Why it always escalates

Escalation of violence is something nobody ever wants. For everyone involved, including the perpetrator, it is a very unfavourable development. That’s why it is unforeseeable until the very last moment for an unschooled onlooker: for sure, he wouldn’t do this, why would someone undermine their own position like that. However, do not mistake violent behaviour for an impulsive outburst. Recent studies show, that agression doesn’t come from poor self-control, it is rather quite deliberate and requires self-discipline and calculation. It is instrumental, even though in the long term, the cost of it is always higher, than the short-term gains. However, the strategy of violence works out, if the other side loses even more, and faster, than the perpetrator.

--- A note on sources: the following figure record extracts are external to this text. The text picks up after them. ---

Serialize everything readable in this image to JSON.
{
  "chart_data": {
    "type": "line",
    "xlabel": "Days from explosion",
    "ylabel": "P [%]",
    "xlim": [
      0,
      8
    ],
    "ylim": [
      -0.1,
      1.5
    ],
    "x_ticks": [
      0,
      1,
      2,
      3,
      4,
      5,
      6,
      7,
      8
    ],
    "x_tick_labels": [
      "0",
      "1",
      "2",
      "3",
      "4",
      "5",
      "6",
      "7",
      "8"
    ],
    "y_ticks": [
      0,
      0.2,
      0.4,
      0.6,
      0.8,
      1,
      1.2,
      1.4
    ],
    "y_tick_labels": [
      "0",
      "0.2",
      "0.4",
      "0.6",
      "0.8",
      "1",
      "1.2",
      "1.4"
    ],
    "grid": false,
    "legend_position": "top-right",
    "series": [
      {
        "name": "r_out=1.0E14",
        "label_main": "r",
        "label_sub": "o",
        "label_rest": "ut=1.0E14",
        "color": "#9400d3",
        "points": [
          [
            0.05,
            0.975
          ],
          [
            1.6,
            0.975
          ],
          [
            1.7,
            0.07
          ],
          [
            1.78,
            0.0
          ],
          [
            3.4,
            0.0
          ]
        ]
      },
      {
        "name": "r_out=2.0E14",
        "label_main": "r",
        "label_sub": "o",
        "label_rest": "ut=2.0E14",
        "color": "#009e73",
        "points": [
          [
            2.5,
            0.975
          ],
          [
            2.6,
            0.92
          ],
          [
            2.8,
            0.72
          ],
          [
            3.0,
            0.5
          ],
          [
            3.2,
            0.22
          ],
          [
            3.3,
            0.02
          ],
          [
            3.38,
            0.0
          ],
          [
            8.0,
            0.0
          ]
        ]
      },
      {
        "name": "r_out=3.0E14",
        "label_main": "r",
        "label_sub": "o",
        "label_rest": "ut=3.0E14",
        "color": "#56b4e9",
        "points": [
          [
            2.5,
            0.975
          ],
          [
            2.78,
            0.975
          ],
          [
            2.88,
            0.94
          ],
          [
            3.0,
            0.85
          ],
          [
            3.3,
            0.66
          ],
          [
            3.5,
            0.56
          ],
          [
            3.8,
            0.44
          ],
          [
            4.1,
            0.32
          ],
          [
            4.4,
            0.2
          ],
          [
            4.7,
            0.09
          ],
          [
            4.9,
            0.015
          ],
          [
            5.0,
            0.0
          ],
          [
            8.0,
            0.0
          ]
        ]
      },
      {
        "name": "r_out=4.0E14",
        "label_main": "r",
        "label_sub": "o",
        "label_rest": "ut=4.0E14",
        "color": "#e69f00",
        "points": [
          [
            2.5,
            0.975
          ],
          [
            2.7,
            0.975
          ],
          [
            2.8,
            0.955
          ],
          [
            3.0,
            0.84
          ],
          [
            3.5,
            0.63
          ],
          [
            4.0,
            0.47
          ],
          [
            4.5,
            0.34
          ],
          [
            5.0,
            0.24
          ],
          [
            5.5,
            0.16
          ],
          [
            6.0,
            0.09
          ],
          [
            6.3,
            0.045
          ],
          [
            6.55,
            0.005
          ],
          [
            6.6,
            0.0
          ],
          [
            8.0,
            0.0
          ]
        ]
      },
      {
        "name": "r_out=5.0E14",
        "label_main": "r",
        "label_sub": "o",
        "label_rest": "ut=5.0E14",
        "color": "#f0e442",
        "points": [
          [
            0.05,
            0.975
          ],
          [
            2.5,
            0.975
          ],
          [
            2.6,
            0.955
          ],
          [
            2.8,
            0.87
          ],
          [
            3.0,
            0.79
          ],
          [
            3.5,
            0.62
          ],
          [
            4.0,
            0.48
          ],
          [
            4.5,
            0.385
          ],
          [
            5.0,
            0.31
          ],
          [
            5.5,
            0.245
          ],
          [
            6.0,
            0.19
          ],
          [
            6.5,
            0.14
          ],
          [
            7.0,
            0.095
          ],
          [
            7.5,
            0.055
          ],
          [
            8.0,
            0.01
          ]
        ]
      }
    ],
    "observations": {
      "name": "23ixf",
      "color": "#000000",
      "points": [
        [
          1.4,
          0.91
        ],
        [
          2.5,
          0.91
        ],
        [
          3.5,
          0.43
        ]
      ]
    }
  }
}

Violence is instrumental. It is the way to make someone do something they wouldn’t otherwise do. So, to predict an escalation you need two factors: first, the victim still has something the abuser needs. Second, last time the abuser employed violence or threats, it got them what they wanted. Since we are dealing with a negative sum game, the resources in this system become more and more scarce, and thus more precious. Hence, the victim becomes more resistant, while the need of the abuser is growing. At this point, the abuser is sincere when they say they had no other choice. And, if the victim calculates the cost of resisting against what the abuser demands - the choice to give in might appear rational. Unless you account for the next iteration (or two) of this cycle. Giving the wallet to a random mugger with a gun on the street is smart. Giving money to your neighbour, because he threatens to burn down your house, is stupid, because he’ll come again. And at some point you will not believe an empty threat, so he’ll bring a jerry can to your door. At no point the neighbour actually wanted to burn down your house, it’s just that you got used to the smell of gasoline. So he had to light up a match, and show it to you, just to make you believe that he is crazy enough to actually do it. And then, honestly, it was just an accident.

So, what I’m getting at: when the violence or threats are coming from someone in your community, especially an authority figure, confront them as early as you can. The best time to do it is before it is aimed at you. Getting into this mess can look unpleasant and scary, but it will definitely cost you way more down the line.They might not be robbing you, specifically, of anything material just yet - but if you let this slide, you’ll lose the one thing that can actually protect you - a community that can defend itself from abuse. A place where those kinds of things aren’t done to people. This is something worth fighting for.